RP: You will see me with 16-clients during the last few weeks of their pregnancy and everyone has a different request that needs to get done. But of course, there is a deeper issue of something they really need extra help with and that is a huge focus of the program.
Examiner: What do we learn about you?
RP: There is my personal story of trying to get pregnant. You will see how I was dealing with that and my work at the same time.
Examiner: It was difficult for you to get pregnant?
RP: Yes. I have a 12-week and a 2 ½-year-old. My 12-week old was the baby I had trouble getting pregnant with. On the show you will see me going for IVF and experiencing a miscarriage.
Examiner: Why put something so personal out there?
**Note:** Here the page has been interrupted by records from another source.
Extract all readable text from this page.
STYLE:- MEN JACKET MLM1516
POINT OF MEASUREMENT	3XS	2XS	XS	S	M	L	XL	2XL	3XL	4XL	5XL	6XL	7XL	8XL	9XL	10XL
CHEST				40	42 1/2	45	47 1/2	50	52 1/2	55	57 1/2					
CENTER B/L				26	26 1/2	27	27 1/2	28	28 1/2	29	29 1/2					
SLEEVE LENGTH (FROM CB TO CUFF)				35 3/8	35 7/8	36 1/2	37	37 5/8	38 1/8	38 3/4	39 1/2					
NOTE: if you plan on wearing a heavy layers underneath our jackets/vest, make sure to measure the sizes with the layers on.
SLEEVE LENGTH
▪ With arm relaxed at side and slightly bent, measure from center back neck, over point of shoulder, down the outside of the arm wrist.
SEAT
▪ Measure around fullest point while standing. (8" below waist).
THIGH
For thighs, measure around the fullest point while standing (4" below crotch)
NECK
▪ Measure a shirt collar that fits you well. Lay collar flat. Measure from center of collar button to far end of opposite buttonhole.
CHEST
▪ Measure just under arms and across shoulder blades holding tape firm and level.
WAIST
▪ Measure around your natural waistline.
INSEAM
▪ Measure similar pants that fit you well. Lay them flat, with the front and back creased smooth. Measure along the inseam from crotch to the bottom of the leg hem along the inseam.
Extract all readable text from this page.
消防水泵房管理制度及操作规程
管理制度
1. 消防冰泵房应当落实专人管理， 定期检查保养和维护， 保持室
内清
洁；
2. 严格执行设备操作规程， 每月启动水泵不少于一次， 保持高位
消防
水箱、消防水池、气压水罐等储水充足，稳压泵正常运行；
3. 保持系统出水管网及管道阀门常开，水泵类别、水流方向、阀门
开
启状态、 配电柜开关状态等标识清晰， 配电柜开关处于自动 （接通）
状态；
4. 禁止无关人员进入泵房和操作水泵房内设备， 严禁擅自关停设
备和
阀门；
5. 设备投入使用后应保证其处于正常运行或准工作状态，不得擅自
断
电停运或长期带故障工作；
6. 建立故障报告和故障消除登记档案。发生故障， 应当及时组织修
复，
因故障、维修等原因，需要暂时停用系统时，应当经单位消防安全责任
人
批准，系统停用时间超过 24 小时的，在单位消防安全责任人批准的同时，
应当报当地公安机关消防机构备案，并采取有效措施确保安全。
RP: I wanted to do it because I think it is not talked about enough and so many women go through this difficult experience. I don’t think there are enough people lending a helping hand and giving advice and that is where I come in. For me, it makes me really appreciate what I do and my role as a mom. Having gone though infertility, I am determined to make other women realize how precious the gift of having a baby is.
Examiner: Have you ever had a mom moment where you just lost it?
RP: (laughs) probably daily. It is hard to do everything. It really is. There are moments where I just want to shut the door and take a shower. To me that is my reward. To shut the door, hide in the bathroom and take a shower.
Examiner: So why do a reality show when your life is so busy?
RP: There was nothing out there that focused on maternity and pregnancy. Although there was “Jon and Kate Plus 8” and “Octo-Mom,” there were no real family experiences. I want people to see real families and ones that can be good role models.